Французы и полуфранцузы, населяющие местечко, сочли этот случай достойным поводом для дуэли, и противники легко нашли себе секундантов. Те, кто победней и понабожней, стояли за благочестивого Берта, порочный же и родовитый Грегори обрел соратников в лице местного врача, всегда готового поддержать истинно современных людей, и какого-то туриста из Америки, готового на все, что угодно. Назначили дуэль на послезавтра, и все в селении успокоились, кроме одного человека, обычно — самого спокойного. Следующим вечером Мадлен Дюран опять пошла в церковь, и Камилл, как всегда, следовал за ней. Но на сей раз по дороге она обратилась к нему.
— Простите, — сказала она, — я должна с вами поговорить.
И он ощутил дыхание правды, ибо во всех книгах девушка сказала бы: «Я не должна с вами говорить».
— Да, я должна, — продолжала Мадлен, глядя на него большими и серьезными, как у животных, глазами. — Ведь ваша душа, и всякая душа, настолько важнее пересудов! Так вот, я с вами поговорю о том, что вы хотите сделать.
— Я послушался бы вас во всем, — отвечал Берт, — но этого не просите. Даже ради вас я не стану трусом и подлецом.
Она удивленно приоткрыла рот, потом поняла и странно улыбнулась уголками губ.
— Я не про это, — сказала она. — Зачем мне говорить о том, чего я не понимаю? Меня никто не бил, а если бы и били, для женщины это не то, что для мужчины. Конечно, сражаться дурно. Лучше простить — если можешь простить по-настоящему. Но когда у нас за обедом кто-нибудь говорит, что дуэль — то же убийство, мне кажется, что это не так. Тут все иначе… и повод есть… и противник знает наперед… и он тоже может убить вас. Я совсем не умна, но я уверена, что такие люди, как вы, не бывают убийцами. Нет, я хотела поговорить о другом.

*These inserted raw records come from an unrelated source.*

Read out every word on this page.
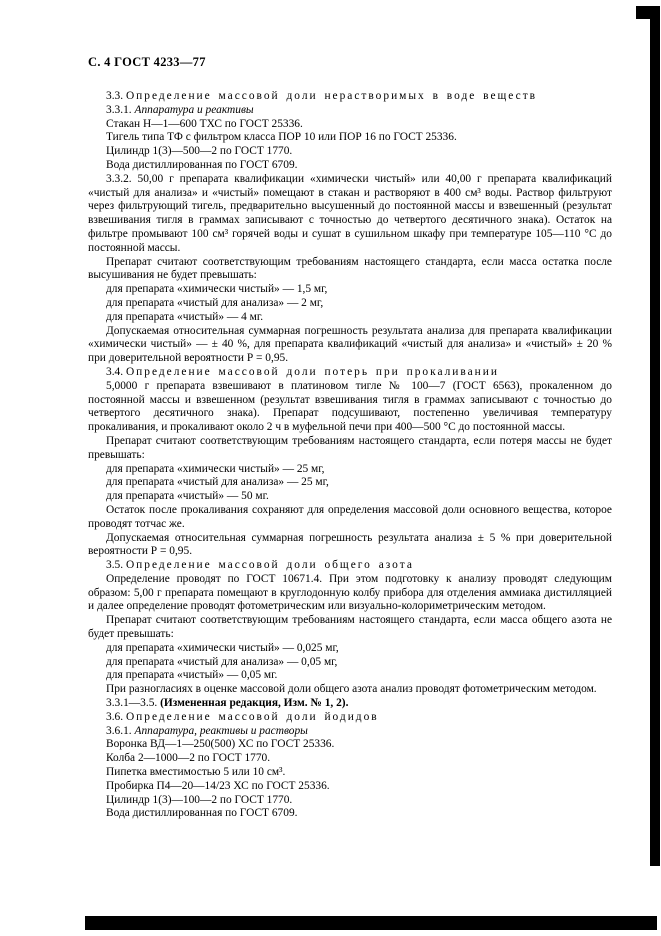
С. 4 ГОСТ 4233—77

3.3. Определение массовой доли нерастворимых в воде веществ

3.3.1. Аппаратура и реактивы

Стакан Н—1—600 ТХС по ГОСТ 25336.

Тигель типа ТФ с фильтром класса ПОР 10 или ПОР 16 по ГОСТ 25336.

Цилиндр 1(3)—500—2 по ГОСТ 1770.

Вода дистиллированная по ГОСТ 6709.

3.3.2. 50,00 г препарата квалификации «химически чистый» или 40,00 г препарата квалификаций «чистый для анализа» и «чистый» помещают в стакан и растворяют в 400 см³ воды. Раствор фильтруют через фильтрующий тигель, предварительно высушенный до постоянной массы и взвешенный (результат взвешивания тигля в граммах записывают с точностью до четвертого десятичного знака). Остаток на фильтре промывают 100 см³ горячей воды и сушат в сушильном шкафу при температуре 105—110 °С до постоянной массы.

Препарат считают соответствующим требованиям настоящего стандарта, если масса остатка после высушивания не будет превышать:

для препарата «химически чистый» — 1,5 мг,

для препарата «чистый для анализа» — 2 мг,

для препарата «чистый» — 4 мг.

Допускаемая относительная суммарная погрешность результата анализа для препарата квалификации «химически чистый» — ± 40 %, для препарата квалификаций «чистый для анализа» и «чистый» ± 20 % при доверительной вероятности Р = 0,95.

3.4. Определение массовой доли потерь при прокаливании

5,0000 г препарата взвешивают в платиновом тигле № 100—7 (ГОСТ 6563), прокаленном до постоянной массы и взвешенном (результат взвешивания тигля в граммах записывают с точностью до четвертого десятичного знака). Препарат подсушивают, постепенно увеличивая температуру прокаливания, и прокаливают около 2 ч в муфельной печи при 400—500 °С до постоянной массы.

Препарат считают соответствующим требованиям настоящего стандарта, если потеря массы не будет превышать:

для препарата «химически чистый» — 25 мг,

для препарата «чистый для анализа» — 25 мг,

для препарата «чистый» — 50 мг.

Остаток после прокаливания сохраняют для определения массовой доли основного вещества, которое проводят тотчас же.

Допускаемая относительная суммарная погрешность результата анализа ± 5 % при доверительной вероятности Р = 0,95.

3.5. Определение массовой доли общего азота

Определение проводят по ГОСТ 10671.4. При этом подготовку к анализу проводят следующим образом: 5,00 г препарата помещают в круглодонную колбу прибора для отделения аммиака дистилляцией и далее определение проводят фотометрическим или визуально-колориметрическим методом.

Препарат считают соответствующим требованиям настоящего стандарта, если масса общего азота не будет превышать:

для препарата «химически чистый» — 0,025 мг,

для препарата «чистый для анализа» — 0,05 мг,

для препарата «чистый» — 0,05 мг.

При разногласиях в оценке массовой доли общего азота анализ проводят фотометрическим методом.

3.3.1—3.5. (Измененная редакция, Изм. № 1, 2).

3.6. Определение массовой доли йодидов

3.6.1. Аппаратура, реактивы и растворы

Воронка ВД—1—250(500) ХС по ГОСТ 25336.

Колба 2—1000—2 по ГОСТ 1770.

Пипетка вместимостью 5 или 10 см³.

Пробирка П4—20—14/23 ХС по ГОСТ 25336.

Цилиндр 1(3)—100—2 по ГОСТ 1770.

Вода дистиллированная по ГОСТ 6709.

— Тогда о чем же? — спросил ее собеседник, глядя в землю.
— Завтра месса очень рано, — сказала она. — Так что вы исповедуйтесь и причаститесь с самого утра, не опоздайте.
Берт отступил шага на два, и она не узнала его движений, словно он весь переменился.
— Быть может, — продолжала она, — вы и правы, рискуя жизнью. Женщины в нашем селении рискуют ею много раз, рожая детей. Мужчины — другая половина мира, и я не знаю, как им положено умирать. Но душой рисковать нельзя.
И при всей своей кротости она взмахнула рукой с той трогательной решительностью, которая может разорвать сердце.
Мсье Берт не был кротким. Но беспомощный жест и молящий взор повлияли на него так, словно, он увидел дракона. Он страшно побледнел (отчего его черные волосы стали особенно неестественными), когда же он обрел дар речи, сказал: «О, Господи!», причем не по-французски и даже, говоря строго, не по-английски. Придерживаясь истины, я должен сообщить, что он сказал это по-шотландски.
— Месса будет очень скоро, через восемь часов, — говорила тем временем Мадлен, — вы успеете. Простите меня, но я очень боялась, как бы вы не опоздали.
— А почему вы думаете, — едва выговорил мсье Берт, — что я вообще хочу пойти к мессе?
— Вы всегда ходите, — отвечала она, и ее голубые глаза широко раскрылись. — Мессу трудно выдержать, если не любишь Бога.
Именно тогда степенный Берт повел себя, как его необузданный соперник. Глаза его загорелись, он шагнул к своей собеседнице и чуть не схватил ее за плечи.
— Да не люблю я вашего Бога! — закричал он. — На что Он мне сдался? Ну вас всех, надоело! Простите… вы самый честный и чистый человек на свете… а я вот — самый подлый.
Мадлен с сомнением посмотрела на него.
— Если вы сами так думаете, — сказала она, — значит, все в порядке. Если вы каетесь, еще лучше. Вы пойдите, скажите священнику, а Бог…
— Плевал я на ваших священников! — не унимался Берт. — А Бог — это просто выдумка, миф, вранье. Правда, не мне судить Его за это…
— Что вы такое говорите? — искренне удивилась Мадлен.
— Я и сам — просто миф, — отвечал Берт, срывая парик и бороду. После этого страшного действия Мадлен увидела гораздо более молодое лицо и рыжие волосы.
— Ну вот, — с облегчением сказал бывший Берт, — я мерзавец, и я хотел сыграть подлую шутку в вашем тихом селении. С любой другой женщиной я бы ее и сыграл, но мне, как на беду, попалась единственная, с которой играть нельзя. Да, угораздило меня, однако… А правда в том, — и он смутился, как смутился Эван, когда решил поведать правду загадочной даме, — правда в том, что я — Тернбулл, атеист, за которым гонится полиция. То есть, не потому, что я атеист, а потому, что я хочу за атеизм сразиться.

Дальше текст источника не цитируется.